Я улыбнулся, стараясь убедить ее, что моя дикарская внешность вызвана эффектным прыжком, а не тем, что в последний раз мне доводилось мыться больше месяца назад.
Префект посмотрела на меня сердитым, оценивающим взглядом, постукивая пальцами по станнеру в кобуре.
– Залезать в канализационные трубы запрещено. И всем это известно.
– Да, мадам, – кивнул я, делая шаг назад и прижимая кулер к мокрой груди. – Простите, я…
– Документы, – рявкнул другой префект. – Посмотрим, кто ты такой.
Я попятился:
– Я… – Что тут можно было сказать? – У меня нет с собой документов.
– Тогда тебе придется пройти с нами.
Картина неподвижного тела Криспина всплыла перед моими глазами. Что мне оставалось делать? Висевший на шее перстень внезапно отяжелел. Я огляделся по сторонам. Узкий переулок вклинивался между двумя лавками неподалеку от меня. Если я смогу добежать до него…
– Идем, – протянул ко мне руку префект.
Я в отчаянии отпрянул, но он схватил меня за запястье. Я запаниковал, широко размахнулся все еще мокрым кулером и ударил его в висок. Мужчина пошатнулся и отпустил меня, вскрикнув от боли и удивления. Крышка кулера отскочила. Монеты, журналы и половина несвежего сэндвича высыпались на префектов. Промокшие банкноты и бумажные салфетки прилипли к стенкам. Подавив жалобный всхлип, я развернулся и бросился бежать.
Но далеко не убежал.
Луч станнера зацепил ногу, и мышцы обмякли, словно старая резина. Я споткнулся, выронил опустевший кулер, и он застучал по мостовой. В попытке сопротивления я не успел даже подняться на колени, как чей-то сапог надавил на мое плечо и прижал к земле. От удара головой о бетон у меня потемнело в глазах, но я продолжал ползти вперед. Станнер лишь немного задел меня. Я еще смогу бежать, если только не обращать внимания на зуд в теле, если удастся встать на ноги.

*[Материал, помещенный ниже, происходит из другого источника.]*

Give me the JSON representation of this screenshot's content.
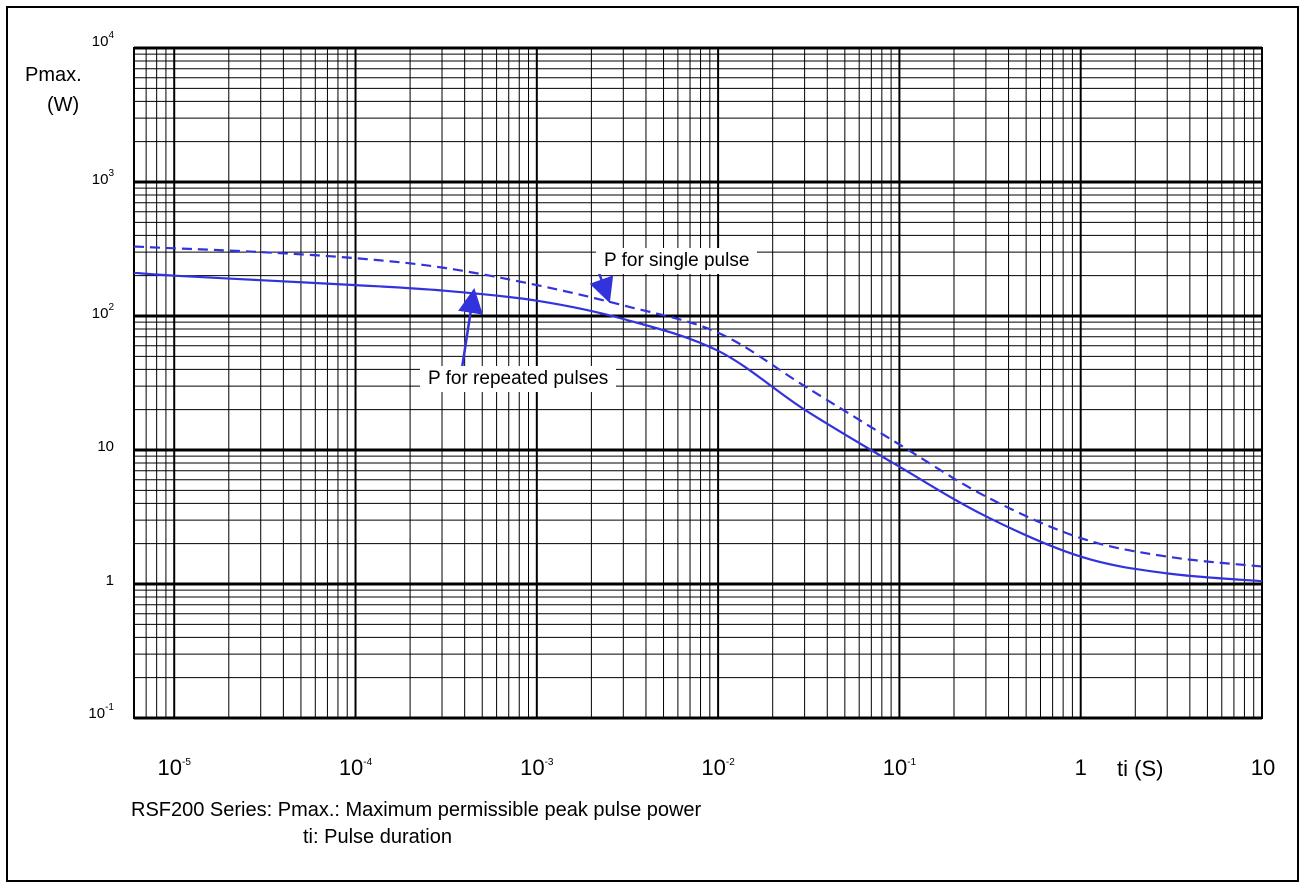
{
  "chart_data": {
    "type": "line",
    "xscale": "log",
    "yscale": "log",
    "xlim": [
      6e-06,
      10
    ],
    "ylim": [
      0.1,
      10000
    ],
    "grid": true,
    "ylabel_line1": "Pmax.",
    "ylabel_line2": "(W)",
    "xlabel": "ti (S)",
    "x_ticks": [
      {
        "base": "10",
        "exp": "-5",
        "value": 1e-05
      },
      {
        "base": "10",
        "exp": "-4",
        "value": 0.0001
      },
      {
        "base": "10",
        "exp": "-3",
        "value": 0.001
      },
      {
        "base": "10",
        "exp": "-2",
        "value": 0.01
      },
      {
        "base": "10",
        "exp": "-1",
        "value": 0.1
      },
      {
        "base": "1",
        "exp": "",
        "value": 1
      },
      {
        "base": "10",
        "exp": "",
        "value": 10
      }
    ],
    "y_ticks": [
      {
        "base": "10",
        "exp": "4",
        "value": 10000
      },
      {
        "base": "10",
        "exp": "3",
        "value": 1000
      },
      {
        "base": "10",
        "exp": "2",
        "value": 100
      },
      {
        "base": "10",
        "exp": "",
        "value": 10
      },
      {
        "base": "1",
        "exp": "",
        "value": 1
      },
      {
        "base": "10",
        "exp": "-1",
        "value": 0.1
      }
    ],
    "series": [
      {
        "name": "P for single pulse",
        "style": "dashed",
        "color": "#3333dd",
        "x": [
          6e-06,
          1e-05,
          3e-05,
          0.0001,
          0.0003,
          0.001,
          0.003,
          0.01,
          0.03,
          0.1,
          0.3,
          1,
          3,
          10
        ],
        "y": [
          330,
          320,
          300,
          270,
          230,
          170,
          120,
          75,
          30,
          11,
          4.5,
          2.2,
          1.6,
          1.35
        ]
      },
      {
        "name": "P for repeated pulses",
        "style": "solid",
        "color": "#3333dd",
        "x": [
          6e-06,
          1e-05,
          3e-05,
          0.0001,
          0.0003,
          0.001,
          0.003,
          0.01,
          0.03,
          0.1,
          0.3,
          1,
          3,
          10
        ],
        "y": [
          210,
          200,
          185,
          170,
          155,
          130,
          95,
          55,
          20,
          7.5,
          3.2,
          1.6,
          1.2,
          1.05
        ]
      }
    ],
    "annotations": [
      {
        "text": "P for single pulse",
        "series": 0,
        "arrow_x": 0.0025,
        "arrow_y": 130
      },
      {
        "text": "P for repeated pulses",
        "series": 1,
        "arrow_x": 0.00045,
        "arrow_y": 155
      }
    ]
  },
  "caption": {
    "line1": "RSF200 Series: Pmax.: Maximum permissible peak pulse power",
    "line2": "ti: Pulse duration"
  }
}
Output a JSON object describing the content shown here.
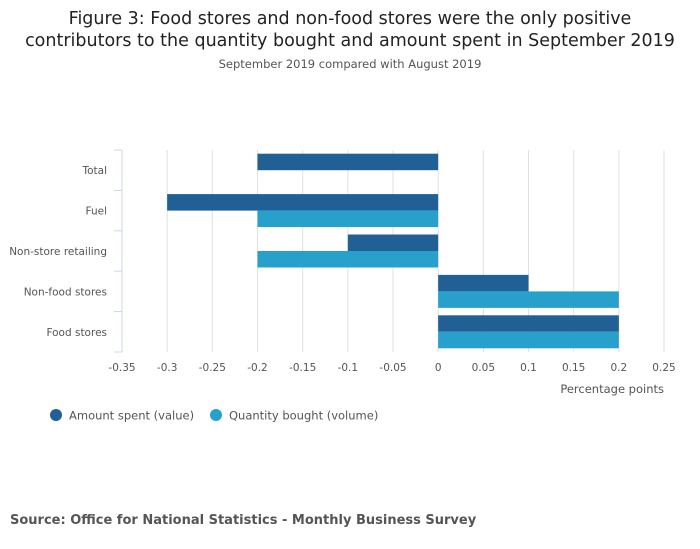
{
  "chart_data": {
    "type": "bar",
    "orientation": "horizontal",
    "title": "Figure 3: Food stores and non-food stores were the only positive contributors to the quantity bought and amount spent in September 2019",
    "title_lines": [
      "Figure 3: Food stores and non-food stores were the only positive",
      "contributors to the quantity bought and amount spent in September 2019"
    ],
    "subtitle": "September 2019 compared with August 2019",
    "categories": [
      "Total",
      "Fuel",
      "Non-store retailing",
      "Non-food stores",
      "Food stores"
    ],
    "series": [
      {
        "name": "Amount spent (value)",
        "color": "#206095",
        "values": [
          -0.2,
          -0.3,
          -0.1,
          0.1,
          0.2
        ]
      },
      {
        "name": "Quantity bought (volume)",
        "color": "#27a0cc",
        "values": [
          0,
          -0.2,
          -0.2,
          0.2,
          0.2
        ]
      }
    ],
    "xlabel": "Percentage points",
    "ylabel": "",
    "xlim": [
      -0.35,
      0.25
    ],
    "xticks": [
      "-0.35",
      "-0.3",
      "-0.25",
      "-0.2",
      "-0.15",
      "-0.1",
      "-0.05",
      "0",
      "0.05",
      "0.1",
      "0.15",
      "0.2",
      "0.25"
    ],
    "grid": true,
    "legend_position": "bottom-left"
  },
  "source": "Source: Office for National Statistics - Monthly Business Survey"
}
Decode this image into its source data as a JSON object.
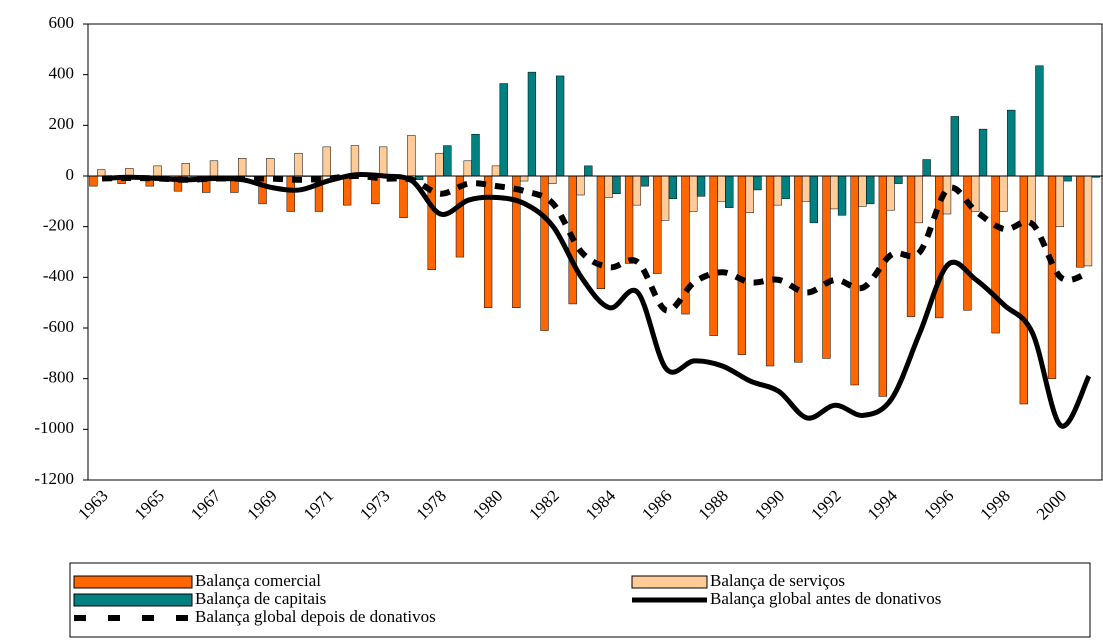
{
  "chart_data": {
    "type": "bar",
    "categories": [
      "1963",
      null,
      "1965",
      null,
      "1967",
      null,
      "1969",
      null,
      "1971",
      null,
      "1973",
      null,
      "1978",
      null,
      "1980",
      null,
      "1982",
      null,
      "1984",
      null,
      "1986",
      null,
      "1988",
      null,
      "1990",
      null,
      "1992",
      null,
      "1994",
      null,
      "1996",
      null,
      "1998",
      null,
      "2000",
      null
    ],
    "ylim": [
      -1200,
      600
    ],
    "yticks": [
      -1200,
      -1000,
      -800,
      -600,
      -400,
      -200,
      0,
      200,
      400,
      600
    ],
    "series": [
      {
        "name": "Balança comercial",
        "kind": "bar",
        "color": "#ff6600",
        "values": [
          -40,
          -30,
          -40,
          -60,
          -65,
          -65,
          -110,
          -140,
          -140,
          -115,
          -110,
          -165,
          -370,
          -320,
          -520,
          -520,
          -610,
          -505,
          -445,
          -345,
          -385,
          -545,
          -630,
          -705,
          -750,
          -735,
          -720,
          -825,
          -870,
          -555,
          -560,
          -530,
          -620,
          -900,
          -800,
          -360
        ]
      },
      {
        "name": "Balança de serviços",
        "kind": "bar",
        "color": "#ffcc99",
        "values": [
          25,
          30,
          40,
          50,
          60,
          70,
          70,
          90,
          115,
          120,
          115,
          160,
          90,
          60,
          40,
          -20,
          -30,
          -75,
          -85,
          -115,
          -175,
          -140,
          -100,
          -145,
          -115,
          -100,
          -130,
          -120,
          -135,
          -185,
          -150,
          -140,
          -140,
          -190,
          -200,
          -355
        ]
      },
      {
        "name": "Balança de capitais",
        "kind": "bar",
        "color": "#008080",
        "values": [
          0,
          0,
          0,
          0,
          0,
          0,
          0,
          0,
          0,
          0,
          0,
          -15,
          120,
          165,
          365,
          410,
          395,
          40,
          -70,
          -40,
          -90,
          -80,
          -125,
          -55,
          -90,
          -185,
          -155,
          -110,
          -30,
          65,
          235,
          185,
          260,
          435,
          -20,
          -5
        ]
      },
      {
        "name": "Balança global antes de donativos",
        "kind": "line",
        "color": "#000000",
        "dashed": false,
        "values": [
          -10,
          -5,
          -10,
          -15,
          -10,
          -15,
          -45,
          -55,
          -20,
          5,
          0,
          -20,
          -150,
          -95,
          -85,
          -110,
          -200,
          -400,
          -520,
          -460,
          -760,
          -730,
          -750,
          -810,
          -850,
          -955,
          -905,
          -945,
          -880,
          -620,
          -350,
          -410,
          -510,
          -620,
          -985,
          -790
        ]
      },
      {
        "name": "Balança global depois de donativos",
        "kind": "line",
        "color": "#000000",
        "dashed": true,
        "values": [
          -10,
          -8,
          -10,
          -15,
          -10,
          -10,
          -10,
          -15,
          -10,
          0,
          -10,
          -15,
          -70,
          -30,
          -40,
          -60,
          -110,
          -300,
          -360,
          -340,
          -530,
          -420,
          -380,
          -420,
          -410,
          -460,
          -410,
          -440,
          -310,
          -300,
          -50,
          -140,
          -210,
          -190,
          -400,
          -380
        ]
      }
    ]
  }
}
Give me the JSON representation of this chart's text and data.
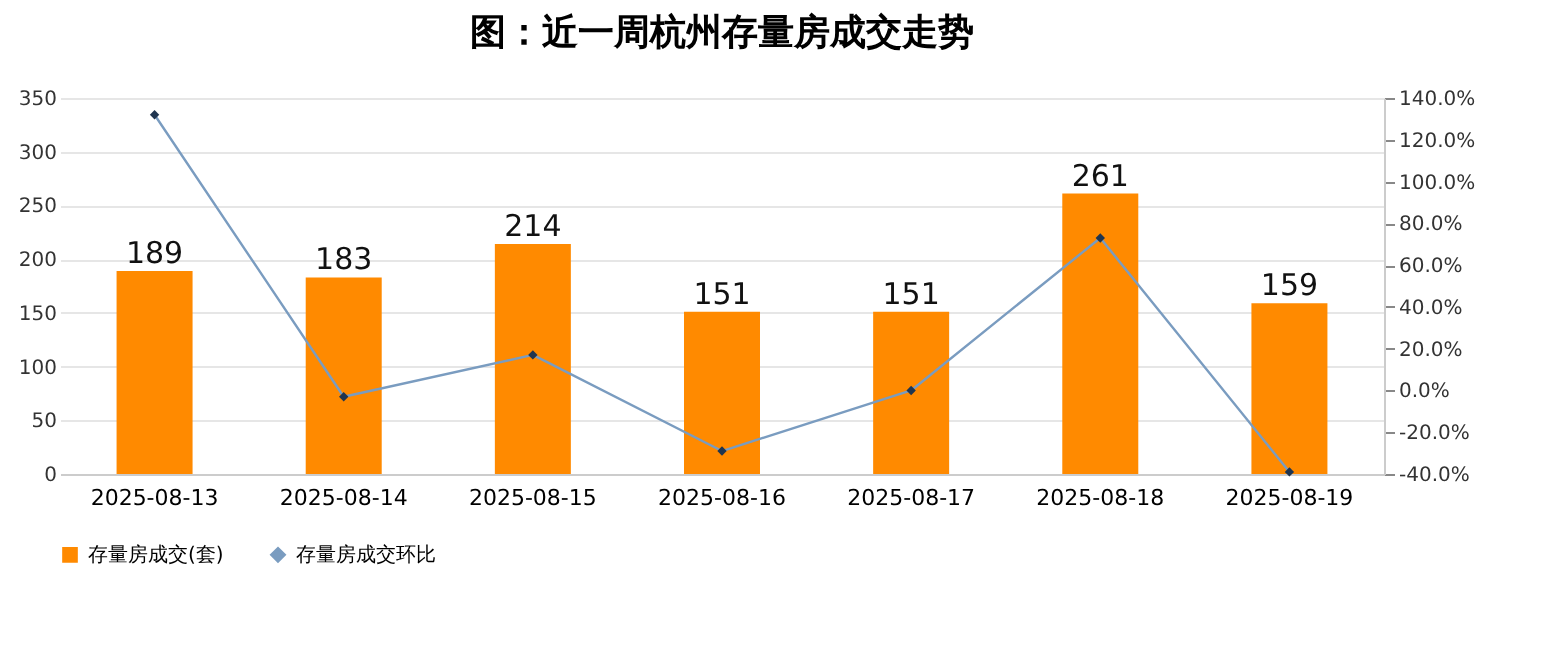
{
  "chart_data": {
    "type": "bar",
    "title": "图：近一周杭州存量房成交走势",
    "categories": [
      "2025-08-13",
      "2025-08-14",
      "2025-08-15",
      "2025-08-16",
      "2025-08-17",
      "2025-08-18",
      "2025-08-19"
    ],
    "series": [
      {
        "name": "存量房成交(套)",
        "color": "#ff8a00",
        "values": [
          189,
          183,
          214,
          151,
          151,
          261,
          159
        ],
        "value_labels": [
          "189",
          "183",
          "214",
          "151",
          "151",
          "261",
          "159"
        ]
      },
      {
        "name": "存量房成交环比",
        "type": "line",
        "axis": "y2",
        "color": "#7a9cc0",
        "marker": "diamond",
        "values": [
          132,
          -3,
          17,
          -29,
          0,
          73,
          -39
        ]
      }
    ],
    "ylim": [
      0,
      350
    ],
    "yticks": [
      0,
      50,
      100,
      150,
      200,
      250,
      300,
      350
    ],
    "y2lim": [
      -40,
      140
    ],
    "y2ticks": [
      {
        "value": -40,
        "label": "-40.0%"
      },
      {
        "value": -20,
        "label": "-20.0%"
      },
      {
        "value": 0,
        "label": "0.0%"
      },
      {
        "value": 20,
        "label": "20.0%"
      },
      {
        "value": 40,
        "label": "40.0%"
      },
      {
        "value": 60,
        "label": "60.0%"
      },
      {
        "value": 80,
        "label": "80.0%"
      },
      {
        "value": 100,
        "label": "100.0%"
      },
      {
        "value": 120,
        "label": "120.0%"
      },
      {
        "value": 140,
        "label": "140.0%"
      }
    ],
    "grid": "y",
    "legend": "bottom"
  }
}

Кто-то пнул меня под ребра, и я скривился от боли. В уме пронеслись видения той ночи в Мейдуа, и у меня перехватило дыхание. Прерывистый стук крови в ушах заглушил грязные ругательства префекта. После еще одного удара по затылку все опять расплылось у меня перед взором. Я лежал неподвижно, лицом вниз, стиснув зубы, чтобы сдержать стон или крик.